Spanyol Sebagai Ancaman Nyata
Meskipun menjagokan Prancis, Wenger tidak menutup mata terhadap ancaman dari tim lain. Ia secara spesifik menunjuk Spanyol sebagai satu-satunya tim yang memiliki potensi besar untuk menggagalkan ambisi juara Prancis. Wenger menilai bahwa skuad La Roja di bawah asuhan Luis de la Fuente memiliki keunikan yang tidak dimiliki tim nasional lainnya di dunia saat ini.
“Bagi saya, Spanyol-lah yang menjadi tanda tanya sesungguhnya. Jika ada tim yang mampu mengalahkan Prancis saat ini, saya akan mengatakan itu adalah Spanyol,” ujar Wenger dalam analisisnya. Ia menyoroti tingkat teknis Spanyol yang dianggap lebih unggul dibandingkan Prancis. Selain itu, budaya permainan kolektif yang matang menjadi senjata utama Spanyol untuk meladeni kekuatan fisik Prancis.
Implikasi Strategis di Babak Gugur
Pertarungan antara filosofi teknis Spanyol dan kekuatan fisik Prancis diprediksi akan menjadi puncak persaingan jika kedua tim berhasil melaju ke tahap akhir. Wenger menekankan bahwa faktor kedalaman skuad serta konsistensi fisik akan menjadi penentu utama siapa yang berhak membawa pulang trofi paling bergengsi tersebut.
Di sisi lain, Wenger tampak meragukan peluang Inggris dalam persaingan kali ini.
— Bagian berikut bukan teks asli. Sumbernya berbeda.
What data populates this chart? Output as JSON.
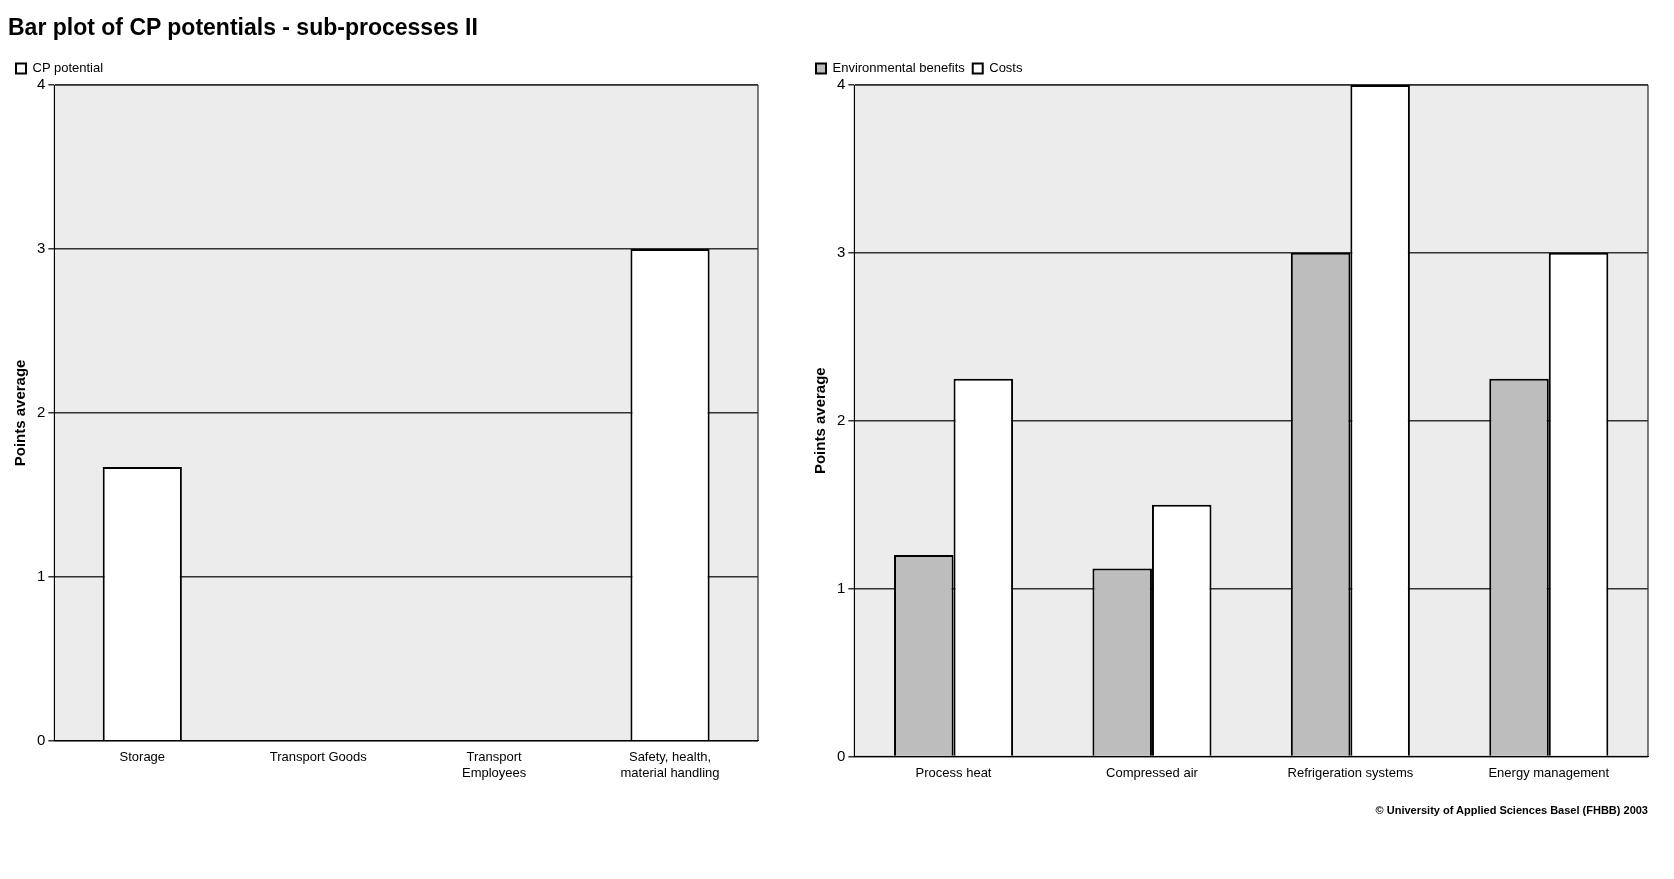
{
  "chart_data": [
    {
      "type": "bar",
      "title": "Bar plot of CP potentials - sub-processes II",
      "ylabel": "Points average",
      "categories": [
        [
          "Storage"
        ],
        [
          "Transport Goods"
        ],
        [
          "Transport",
          "Employees"
        ],
        [
          "Safety, health,",
          "material handling"
        ]
      ],
      "series": [
        {
          "name": "CP potential",
          "color": "#ffffff",
          "values": [
            1.67,
            0,
            0,
            3
          ]
        }
      ],
      "ylim": [
        0,
        4
      ],
      "yticks": [
        0,
        1,
        2,
        3,
        4
      ],
      "grid": "y",
      "legend": "top"
    },
    {
      "type": "bar",
      "ylabel": "Points average",
      "categories": [
        "Process heat",
        "Compressed air",
        "Refrigeration systems",
        "Energy management"
      ],
      "series": [
        {
          "name": "Environmental benefits",
          "color": "#bdbdbd",
          "values": [
            1.2,
            1.12,
            3,
            2.25
          ]
        },
        {
          "name": "Costs",
          "color": "#ffffff",
          "values": [
            2.25,
            1.5,
            4,
            3
          ]
        }
      ],
      "ylim": [
        0,
        4
      ],
      "yticks": [
        0,
        1,
        2,
        3,
        4
      ],
      "grid": "y",
      "legend": "top",
      "annotations": [
        "© University of Applied Sciences Basel (FHBB) 2003"
      ]
    }
  ]
}
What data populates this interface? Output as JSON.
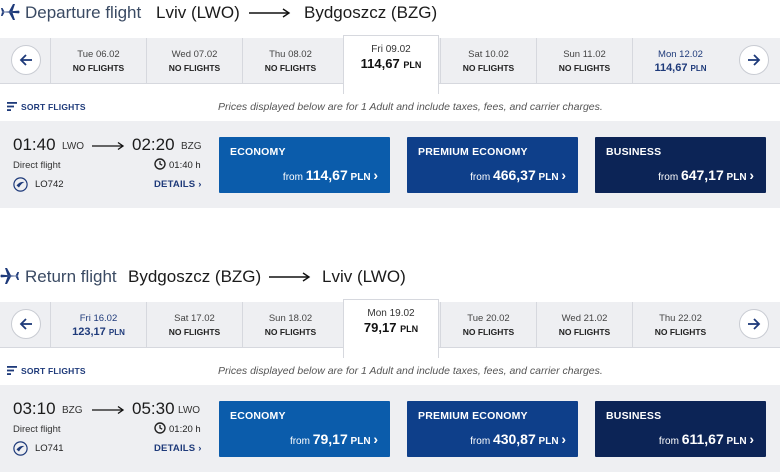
{
  "departure": {
    "title": {
      "label": "Departure flight",
      "from": "Lviv (LWO)",
      "to": "Bydgoszcz (BZG)"
    },
    "dates": [
      {
        "date": "Tue 06.02",
        "status": "NO FLIGHTS",
        "price": null,
        "currency": null,
        "selected": false
      },
      {
        "date": "Wed 07.02",
        "status": "NO FLIGHTS",
        "price": null,
        "currency": null,
        "selected": false
      },
      {
        "date": "Thu 08.02",
        "status": "NO FLIGHTS",
        "price": null,
        "currency": null,
        "selected": false
      },
      {
        "date": "Fri 09.02",
        "status": null,
        "price": "114,67",
        "currency": "PLN",
        "selected": true
      },
      {
        "date": "Sat 10.02",
        "status": "NO FLIGHTS",
        "price": null,
        "currency": null,
        "selected": false
      },
      {
        "date": "Sun 11.02",
        "status": "NO FLIGHTS",
        "price": null,
        "currency": null,
        "selected": false
      },
      {
        "date": "Mon 12.02",
        "status": null,
        "price": "114,67",
        "currency": "PLN",
        "selected": false
      }
    ],
    "sort_label": "SORT FLIGHTS",
    "price_note": "Prices displayed below are for 1 Adult and include taxes, fees, and carrier charges.",
    "flight": {
      "dep_time": "01:40",
      "dep_code": "LWO",
      "arr_time": "02:20",
      "arr_code": "BZG",
      "type": "Direct flight",
      "duration": "01:40 h",
      "flight_no": "LO742",
      "details": "DETAILS"
    },
    "fares": [
      {
        "name": "ECONOMY",
        "from": "from",
        "price": "114,67",
        "currency": "PLN"
      },
      {
        "name": "PREMIUM ECONOMY",
        "from": "from",
        "price": "466,37",
        "currency": "PLN"
      },
      {
        "name": "BUSINESS",
        "from": "from",
        "price": "647,17",
        "currency": "PLN"
      }
    ]
  },
  "return": {
    "title": {
      "label": "Return flight",
      "from": "Bydgoszcz (BZG)",
      "to": "Lviv (LWO)"
    },
    "dates": [
      {
        "date": "Fri 16.02",
        "status": null,
        "price": "123,17",
        "currency": "PLN",
        "selected": false
      },
      {
        "date": "Sat 17.02",
        "status": "NO FLIGHTS",
        "price": null,
        "currency": null,
        "selected": false
      },
      {
        "date": "Sun 18.02",
        "status": "NO FLIGHTS",
        "price": null,
        "currency": null,
        "selected": false
      },
      {
        "date": "Mon 19.02",
        "status": null,
        "price": "79,17",
        "currency": "PLN",
        "selected": true
      },
      {
        "date": "Tue 20.02",
        "status": "NO FLIGHTS",
        "price": null,
        "currency": null,
        "selected": false
      },
      {
        "date": "Wed 21.02",
        "status": "NO FLIGHTS",
        "price": null,
        "currency": null,
        "selected": false
      },
      {
        "date": "Thu 22.02",
        "status": "NO FLIGHTS",
        "price": null,
        "currency": null,
        "selected": false
      }
    ],
    "sort_label": "SORT FLIGHTS",
    "price_note": "Prices displayed below are for 1 Adult and include taxes, fees, and carrier charges.",
    "flight": {
      "dep_time": "03:10",
      "dep_code": "BZG",
      "arr_time": "05:30",
      "arr_code": "LWO",
      "type": "Direct flight",
      "duration": "01:20 h",
      "flight_no": "LO741",
      "details": "DETAILS"
    },
    "fares": [
      {
        "name": "ECONOMY",
        "from": "from",
        "price": "79,17",
        "currency": "PLN"
      },
      {
        "name": "PREMIUM ECONOMY",
        "from": "from",
        "price": "430,87",
        "currency": "PLN"
      },
      {
        "name": "BUSINESS",
        "from": "from",
        "price": "611,67",
        "currency": "PLN"
      }
    ]
  },
  "icons": {
    "plane": "airplane-icon",
    "prev": "arrow-left-icon",
    "next": "arrow-right-icon",
    "sort": "sort-icon",
    "clock": "clock-icon",
    "airline": "airline-logo-icon",
    "chevron": "chevron-right-icon"
  },
  "colors": {
    "economy": "#0b5cab",
    "premium_economy": "#0e3f8a",
    "business": "#0c2456",
    "accent": "#1e3a7a",
    "strip": "#eeeff2"
  }
}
Ia juga berpendapat bahwa tim lain seperti Argentina dan Maroko akan mengalami kesulitan besar untuk menahan laju juara bertahan. Fokus utama kini tertuju pada apakah Prancis dapat mempertahankan ritme permainan mereka di tengah tekanan besar dari lawan-lawan tangguh yang tersisa. Bagi para penggemar sepak bola, analisis dari sosok sekelas Wenger tentu menjadi bahan pertimbangan menarik dalam memprediksi siapa yang akhirnya akan menjadi penguasa sepak bola dunia tahun ini.